Les images générées par le Laboratoire d’imagerie de la connectivité de Sherbrooke sont uniques au monde. Malgré tout, on est loin de pouvoir imager le cerveau comme les chercheurs et les médecins le voudraient. Maxime Descoteaux, le chercheur derrière ce laboratoire, utilise des métaphores du réseau routier pour illustrer le chemin qui a été parcouru... et celui qui reste à faire pour mieux imager le cerveau. « Avec nos images, nous pouvons voir les grandes autoroutes du cerveau. On ne peut pas voir les chemins de terre », illustre celui qui est professeur-chercheur à l’Université de Sherbrooke et au Centre de recherche du CHUS.

« Dans un seul pixel d’une image, je vois une superficie d’environ 1 km par 1 km. C’est impossible de voir un nid-de-poule qui pourrait faire 1 mètre par 1 mètre », précise Maxime Descoteaux. Cela dit, les « nids-de-poule » sont parfois bien suffisants pour causer de lourdes séquelles aux patients. C’est le cas, par exemple, pour des anomalies locales à la suite d’impacts ou de coups à la tête ou d’anomalies liées à différentes pathologies.

Mieux comprendre la « circuiterie »

Avec les images que peuvent produire l’IRM et le logiciel mis au point par Maxime Descoteaux, les médecins sont donc en mesure de se faire une meilleure idée de la « circuiterie » du cerveau du patient.

« Dans les cas les plus complexes, je peux offrir une image plus précise à des neurochirurgiens pour qu’ils puissent mieux voir les zones du langage ou de la vision chez un patient, par exemple, pour qu’il puisse les éviter lors de la chirurgie », ajoute le chercheur qui a une formation de base en mathématiques.

Ces images les plus précises pourraient aussi avoir une grande valeur ajoutée pour les cas de traumatismes crâniens. « Environ neuf fois sur dix, on ne voit rien sur le CT scan ou sur l’IRM de base, qu’on fait quand même pour repérer les gros œdèmes.

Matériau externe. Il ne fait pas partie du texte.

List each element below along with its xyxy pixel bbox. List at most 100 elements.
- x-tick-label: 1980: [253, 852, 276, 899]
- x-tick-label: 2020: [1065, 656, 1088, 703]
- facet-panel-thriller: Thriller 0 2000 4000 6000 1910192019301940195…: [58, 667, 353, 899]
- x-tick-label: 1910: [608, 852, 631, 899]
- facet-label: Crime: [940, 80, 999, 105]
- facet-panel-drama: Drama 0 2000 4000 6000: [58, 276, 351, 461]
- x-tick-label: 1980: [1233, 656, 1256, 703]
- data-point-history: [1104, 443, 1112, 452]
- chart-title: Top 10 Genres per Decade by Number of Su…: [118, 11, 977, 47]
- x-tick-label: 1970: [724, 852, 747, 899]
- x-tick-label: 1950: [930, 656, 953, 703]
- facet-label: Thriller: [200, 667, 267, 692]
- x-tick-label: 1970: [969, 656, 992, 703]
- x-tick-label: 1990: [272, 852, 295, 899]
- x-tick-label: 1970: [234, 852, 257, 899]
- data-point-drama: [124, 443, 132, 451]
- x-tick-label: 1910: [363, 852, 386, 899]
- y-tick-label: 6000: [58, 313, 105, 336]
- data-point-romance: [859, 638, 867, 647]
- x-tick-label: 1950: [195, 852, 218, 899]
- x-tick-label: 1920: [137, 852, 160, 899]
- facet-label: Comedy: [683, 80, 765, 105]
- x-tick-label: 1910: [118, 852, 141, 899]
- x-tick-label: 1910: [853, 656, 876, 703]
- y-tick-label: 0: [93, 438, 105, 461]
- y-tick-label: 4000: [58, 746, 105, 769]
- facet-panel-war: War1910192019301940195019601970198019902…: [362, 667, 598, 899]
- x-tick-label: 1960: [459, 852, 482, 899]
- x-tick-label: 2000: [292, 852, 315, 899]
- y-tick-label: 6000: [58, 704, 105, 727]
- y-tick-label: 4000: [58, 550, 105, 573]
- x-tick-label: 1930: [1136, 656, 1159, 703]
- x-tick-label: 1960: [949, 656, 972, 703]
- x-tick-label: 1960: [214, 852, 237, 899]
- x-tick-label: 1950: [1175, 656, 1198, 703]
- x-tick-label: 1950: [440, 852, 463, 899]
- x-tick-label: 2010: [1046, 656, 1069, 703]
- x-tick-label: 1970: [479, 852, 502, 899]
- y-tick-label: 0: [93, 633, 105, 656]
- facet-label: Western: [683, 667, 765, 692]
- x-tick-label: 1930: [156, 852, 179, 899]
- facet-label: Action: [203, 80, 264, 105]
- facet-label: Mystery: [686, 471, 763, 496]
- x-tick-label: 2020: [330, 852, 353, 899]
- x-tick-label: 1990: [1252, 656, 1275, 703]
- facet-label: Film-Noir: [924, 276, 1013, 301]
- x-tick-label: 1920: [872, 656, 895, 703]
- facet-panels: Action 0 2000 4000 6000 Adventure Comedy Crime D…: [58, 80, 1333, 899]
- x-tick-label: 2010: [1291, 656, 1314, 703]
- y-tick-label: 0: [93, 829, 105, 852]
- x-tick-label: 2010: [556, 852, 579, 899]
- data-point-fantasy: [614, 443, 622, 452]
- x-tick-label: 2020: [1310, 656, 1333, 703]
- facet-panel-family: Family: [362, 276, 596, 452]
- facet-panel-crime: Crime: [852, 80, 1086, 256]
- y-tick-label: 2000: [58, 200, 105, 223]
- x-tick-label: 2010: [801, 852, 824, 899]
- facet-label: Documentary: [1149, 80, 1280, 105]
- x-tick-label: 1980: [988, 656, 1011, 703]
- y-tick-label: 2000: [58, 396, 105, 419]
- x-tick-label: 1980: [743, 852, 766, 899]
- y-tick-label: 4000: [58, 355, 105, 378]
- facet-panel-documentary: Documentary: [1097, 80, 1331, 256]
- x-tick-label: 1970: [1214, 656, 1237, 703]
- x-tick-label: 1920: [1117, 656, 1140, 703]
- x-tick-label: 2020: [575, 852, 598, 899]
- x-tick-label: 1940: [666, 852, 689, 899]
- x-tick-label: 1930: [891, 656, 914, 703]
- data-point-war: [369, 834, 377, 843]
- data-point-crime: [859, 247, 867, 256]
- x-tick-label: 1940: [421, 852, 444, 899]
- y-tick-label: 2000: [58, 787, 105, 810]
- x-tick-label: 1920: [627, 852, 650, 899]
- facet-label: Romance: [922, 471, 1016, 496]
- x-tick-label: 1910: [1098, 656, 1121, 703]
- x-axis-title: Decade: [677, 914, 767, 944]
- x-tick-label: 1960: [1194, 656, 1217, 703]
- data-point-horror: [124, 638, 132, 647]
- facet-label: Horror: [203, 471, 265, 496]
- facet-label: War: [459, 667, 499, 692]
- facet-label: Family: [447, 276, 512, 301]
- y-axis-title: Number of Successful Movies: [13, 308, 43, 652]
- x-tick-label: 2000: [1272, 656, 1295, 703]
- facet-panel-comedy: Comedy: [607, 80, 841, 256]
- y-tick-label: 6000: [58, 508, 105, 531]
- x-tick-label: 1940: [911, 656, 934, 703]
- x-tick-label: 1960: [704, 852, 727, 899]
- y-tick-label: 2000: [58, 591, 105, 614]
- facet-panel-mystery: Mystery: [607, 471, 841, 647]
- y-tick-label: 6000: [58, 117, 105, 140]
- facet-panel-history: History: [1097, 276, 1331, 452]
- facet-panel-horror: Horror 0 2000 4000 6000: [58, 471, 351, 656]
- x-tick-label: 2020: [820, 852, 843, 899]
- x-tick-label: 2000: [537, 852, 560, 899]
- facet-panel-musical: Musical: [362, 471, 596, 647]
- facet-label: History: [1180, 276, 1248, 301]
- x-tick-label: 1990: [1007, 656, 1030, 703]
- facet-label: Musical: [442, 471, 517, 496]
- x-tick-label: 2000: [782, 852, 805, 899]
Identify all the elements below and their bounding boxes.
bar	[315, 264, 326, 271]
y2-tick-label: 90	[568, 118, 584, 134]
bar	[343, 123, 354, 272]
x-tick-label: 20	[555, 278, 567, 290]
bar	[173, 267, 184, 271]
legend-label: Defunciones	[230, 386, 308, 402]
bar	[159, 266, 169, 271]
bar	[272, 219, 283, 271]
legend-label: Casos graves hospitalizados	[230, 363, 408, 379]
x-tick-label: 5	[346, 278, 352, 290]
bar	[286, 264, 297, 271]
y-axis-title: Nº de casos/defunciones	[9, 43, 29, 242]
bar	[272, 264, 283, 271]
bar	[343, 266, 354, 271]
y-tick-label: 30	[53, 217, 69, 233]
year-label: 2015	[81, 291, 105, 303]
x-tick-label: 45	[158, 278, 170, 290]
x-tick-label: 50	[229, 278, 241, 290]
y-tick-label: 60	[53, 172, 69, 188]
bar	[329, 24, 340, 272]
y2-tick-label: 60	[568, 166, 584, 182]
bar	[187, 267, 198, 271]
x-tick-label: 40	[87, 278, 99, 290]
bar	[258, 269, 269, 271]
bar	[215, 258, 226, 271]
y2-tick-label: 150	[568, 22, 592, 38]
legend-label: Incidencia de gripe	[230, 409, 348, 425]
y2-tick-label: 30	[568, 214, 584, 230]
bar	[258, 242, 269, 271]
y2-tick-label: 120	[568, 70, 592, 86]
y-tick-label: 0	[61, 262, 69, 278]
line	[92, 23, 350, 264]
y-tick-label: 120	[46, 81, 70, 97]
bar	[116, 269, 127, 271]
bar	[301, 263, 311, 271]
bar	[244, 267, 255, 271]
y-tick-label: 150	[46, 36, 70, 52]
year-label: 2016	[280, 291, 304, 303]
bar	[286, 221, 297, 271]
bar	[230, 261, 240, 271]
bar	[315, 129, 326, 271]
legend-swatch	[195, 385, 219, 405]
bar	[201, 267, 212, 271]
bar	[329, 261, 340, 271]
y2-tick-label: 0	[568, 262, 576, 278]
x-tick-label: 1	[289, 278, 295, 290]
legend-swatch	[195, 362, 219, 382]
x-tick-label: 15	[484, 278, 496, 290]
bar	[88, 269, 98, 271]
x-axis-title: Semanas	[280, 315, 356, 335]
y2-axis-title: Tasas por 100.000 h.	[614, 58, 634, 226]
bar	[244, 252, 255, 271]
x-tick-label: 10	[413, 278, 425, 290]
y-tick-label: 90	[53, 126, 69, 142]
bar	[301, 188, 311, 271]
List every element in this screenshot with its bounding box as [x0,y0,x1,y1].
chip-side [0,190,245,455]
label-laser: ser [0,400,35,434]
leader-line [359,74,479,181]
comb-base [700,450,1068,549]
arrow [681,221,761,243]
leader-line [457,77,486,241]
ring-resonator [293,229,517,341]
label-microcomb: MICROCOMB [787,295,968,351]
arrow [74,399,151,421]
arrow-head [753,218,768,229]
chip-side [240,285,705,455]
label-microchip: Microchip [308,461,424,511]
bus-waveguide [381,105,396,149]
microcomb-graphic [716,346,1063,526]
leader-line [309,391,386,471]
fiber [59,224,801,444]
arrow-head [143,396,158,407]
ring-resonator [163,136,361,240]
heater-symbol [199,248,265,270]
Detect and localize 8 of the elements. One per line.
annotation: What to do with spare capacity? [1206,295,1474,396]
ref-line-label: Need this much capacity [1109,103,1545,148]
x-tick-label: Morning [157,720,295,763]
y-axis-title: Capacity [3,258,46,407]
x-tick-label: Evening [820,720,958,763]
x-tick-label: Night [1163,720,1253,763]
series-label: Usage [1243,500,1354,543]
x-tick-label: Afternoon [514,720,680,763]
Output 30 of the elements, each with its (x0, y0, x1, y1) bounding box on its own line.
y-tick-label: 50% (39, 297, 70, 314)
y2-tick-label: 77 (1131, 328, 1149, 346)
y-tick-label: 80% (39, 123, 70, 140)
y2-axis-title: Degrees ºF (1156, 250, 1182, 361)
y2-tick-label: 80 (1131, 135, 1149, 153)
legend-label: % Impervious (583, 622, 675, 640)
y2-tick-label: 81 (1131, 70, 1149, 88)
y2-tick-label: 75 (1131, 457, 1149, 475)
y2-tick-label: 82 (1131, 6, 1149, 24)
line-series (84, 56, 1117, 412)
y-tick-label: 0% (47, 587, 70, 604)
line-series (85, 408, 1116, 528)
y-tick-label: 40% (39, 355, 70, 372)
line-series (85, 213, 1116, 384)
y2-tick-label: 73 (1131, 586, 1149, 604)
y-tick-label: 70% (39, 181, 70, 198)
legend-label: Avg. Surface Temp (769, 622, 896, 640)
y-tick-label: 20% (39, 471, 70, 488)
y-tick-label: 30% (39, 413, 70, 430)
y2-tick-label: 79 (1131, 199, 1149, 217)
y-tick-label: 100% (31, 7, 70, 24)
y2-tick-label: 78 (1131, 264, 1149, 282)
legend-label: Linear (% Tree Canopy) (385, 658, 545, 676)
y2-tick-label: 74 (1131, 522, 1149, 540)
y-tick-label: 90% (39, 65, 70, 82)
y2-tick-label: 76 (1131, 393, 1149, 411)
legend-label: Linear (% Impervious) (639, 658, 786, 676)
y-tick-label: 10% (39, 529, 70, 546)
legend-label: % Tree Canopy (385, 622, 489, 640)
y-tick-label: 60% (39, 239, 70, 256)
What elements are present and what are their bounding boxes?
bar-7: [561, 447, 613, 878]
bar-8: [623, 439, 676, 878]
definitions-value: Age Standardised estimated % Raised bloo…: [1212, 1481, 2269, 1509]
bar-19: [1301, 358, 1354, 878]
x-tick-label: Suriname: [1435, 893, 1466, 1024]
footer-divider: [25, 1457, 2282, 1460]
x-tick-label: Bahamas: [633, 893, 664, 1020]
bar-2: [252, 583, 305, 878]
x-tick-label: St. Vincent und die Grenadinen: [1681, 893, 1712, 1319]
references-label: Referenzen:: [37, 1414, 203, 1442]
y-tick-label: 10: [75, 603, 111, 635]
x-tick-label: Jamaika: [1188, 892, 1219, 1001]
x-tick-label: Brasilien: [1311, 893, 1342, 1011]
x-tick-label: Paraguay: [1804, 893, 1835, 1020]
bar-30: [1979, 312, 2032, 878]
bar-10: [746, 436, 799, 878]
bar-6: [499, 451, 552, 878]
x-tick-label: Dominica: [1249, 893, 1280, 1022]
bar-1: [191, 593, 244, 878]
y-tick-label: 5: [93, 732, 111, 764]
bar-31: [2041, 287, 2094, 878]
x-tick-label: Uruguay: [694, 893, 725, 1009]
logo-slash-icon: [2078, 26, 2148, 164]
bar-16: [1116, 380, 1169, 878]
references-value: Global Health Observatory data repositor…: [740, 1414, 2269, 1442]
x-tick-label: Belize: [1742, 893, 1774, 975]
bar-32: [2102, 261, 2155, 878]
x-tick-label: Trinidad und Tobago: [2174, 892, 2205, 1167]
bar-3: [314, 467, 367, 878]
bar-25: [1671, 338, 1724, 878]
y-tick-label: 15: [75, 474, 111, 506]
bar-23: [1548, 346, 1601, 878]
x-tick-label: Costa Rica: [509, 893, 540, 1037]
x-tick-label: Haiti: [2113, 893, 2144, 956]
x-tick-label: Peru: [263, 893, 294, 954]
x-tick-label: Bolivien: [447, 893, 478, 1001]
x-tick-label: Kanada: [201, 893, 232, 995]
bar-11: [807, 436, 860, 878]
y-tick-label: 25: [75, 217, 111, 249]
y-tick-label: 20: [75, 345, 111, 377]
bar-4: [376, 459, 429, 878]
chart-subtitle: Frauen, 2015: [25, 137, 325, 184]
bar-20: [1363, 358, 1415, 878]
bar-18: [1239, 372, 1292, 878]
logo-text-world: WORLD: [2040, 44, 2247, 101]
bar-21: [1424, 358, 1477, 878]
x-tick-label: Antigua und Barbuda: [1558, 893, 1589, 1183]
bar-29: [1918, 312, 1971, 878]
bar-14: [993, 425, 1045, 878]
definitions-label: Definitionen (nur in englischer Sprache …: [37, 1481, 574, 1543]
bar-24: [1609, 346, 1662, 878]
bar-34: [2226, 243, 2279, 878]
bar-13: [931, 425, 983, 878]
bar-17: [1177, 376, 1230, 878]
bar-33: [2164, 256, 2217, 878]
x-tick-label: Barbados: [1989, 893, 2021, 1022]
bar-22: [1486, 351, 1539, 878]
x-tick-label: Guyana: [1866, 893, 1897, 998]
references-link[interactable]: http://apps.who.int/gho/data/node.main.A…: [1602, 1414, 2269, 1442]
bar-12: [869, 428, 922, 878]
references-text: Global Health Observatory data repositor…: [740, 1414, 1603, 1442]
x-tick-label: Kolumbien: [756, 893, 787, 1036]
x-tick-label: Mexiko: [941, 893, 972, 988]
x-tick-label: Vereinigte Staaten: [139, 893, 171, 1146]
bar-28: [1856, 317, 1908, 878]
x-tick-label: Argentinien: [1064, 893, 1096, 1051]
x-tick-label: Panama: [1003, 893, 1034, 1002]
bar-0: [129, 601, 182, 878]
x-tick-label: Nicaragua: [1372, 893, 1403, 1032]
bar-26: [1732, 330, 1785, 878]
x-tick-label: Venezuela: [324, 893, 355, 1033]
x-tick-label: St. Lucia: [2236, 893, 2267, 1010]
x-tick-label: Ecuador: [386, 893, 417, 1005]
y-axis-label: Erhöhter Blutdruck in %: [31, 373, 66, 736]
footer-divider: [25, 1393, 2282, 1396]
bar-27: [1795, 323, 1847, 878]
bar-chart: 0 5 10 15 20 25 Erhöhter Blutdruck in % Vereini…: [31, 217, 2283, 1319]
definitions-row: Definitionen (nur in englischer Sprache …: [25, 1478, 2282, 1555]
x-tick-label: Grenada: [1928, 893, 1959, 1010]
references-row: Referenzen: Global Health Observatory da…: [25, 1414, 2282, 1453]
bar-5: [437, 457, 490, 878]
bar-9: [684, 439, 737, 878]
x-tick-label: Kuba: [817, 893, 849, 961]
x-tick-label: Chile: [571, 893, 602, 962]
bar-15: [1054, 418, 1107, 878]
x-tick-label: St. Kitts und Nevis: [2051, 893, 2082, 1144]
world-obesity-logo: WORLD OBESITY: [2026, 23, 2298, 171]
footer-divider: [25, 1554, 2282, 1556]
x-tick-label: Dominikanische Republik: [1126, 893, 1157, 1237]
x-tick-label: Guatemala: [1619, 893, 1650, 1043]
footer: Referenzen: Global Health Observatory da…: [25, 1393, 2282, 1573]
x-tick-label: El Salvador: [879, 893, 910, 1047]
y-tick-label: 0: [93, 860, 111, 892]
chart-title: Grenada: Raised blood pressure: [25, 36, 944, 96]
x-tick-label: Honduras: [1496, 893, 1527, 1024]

Les gens repartent donc à la maison avec des conseils pour du repos, mais rien de plus. Mais ça ne veut pas dire qu’il n’y a pas de blessure au cerveau », ajoute-t-il.

Ces images pourraient aussi à comprendre d’autres maladies, comme l’autisme, le Parkinson, la sclérose en plaques...

Alors quand ces logiciels de traitements de l’image superpuissants arriveront-ils dans les hôpitaux comme équipements standards?

« Ça s’en vient! Deux grands fabricants, un d’IRM et l’autre de neuronavigation, ont acheté notre technologie pour l’intégrer à leurs systèmes. D’ici dix ans, je pense que ce sera disponible », espère Maxime Descoteaux.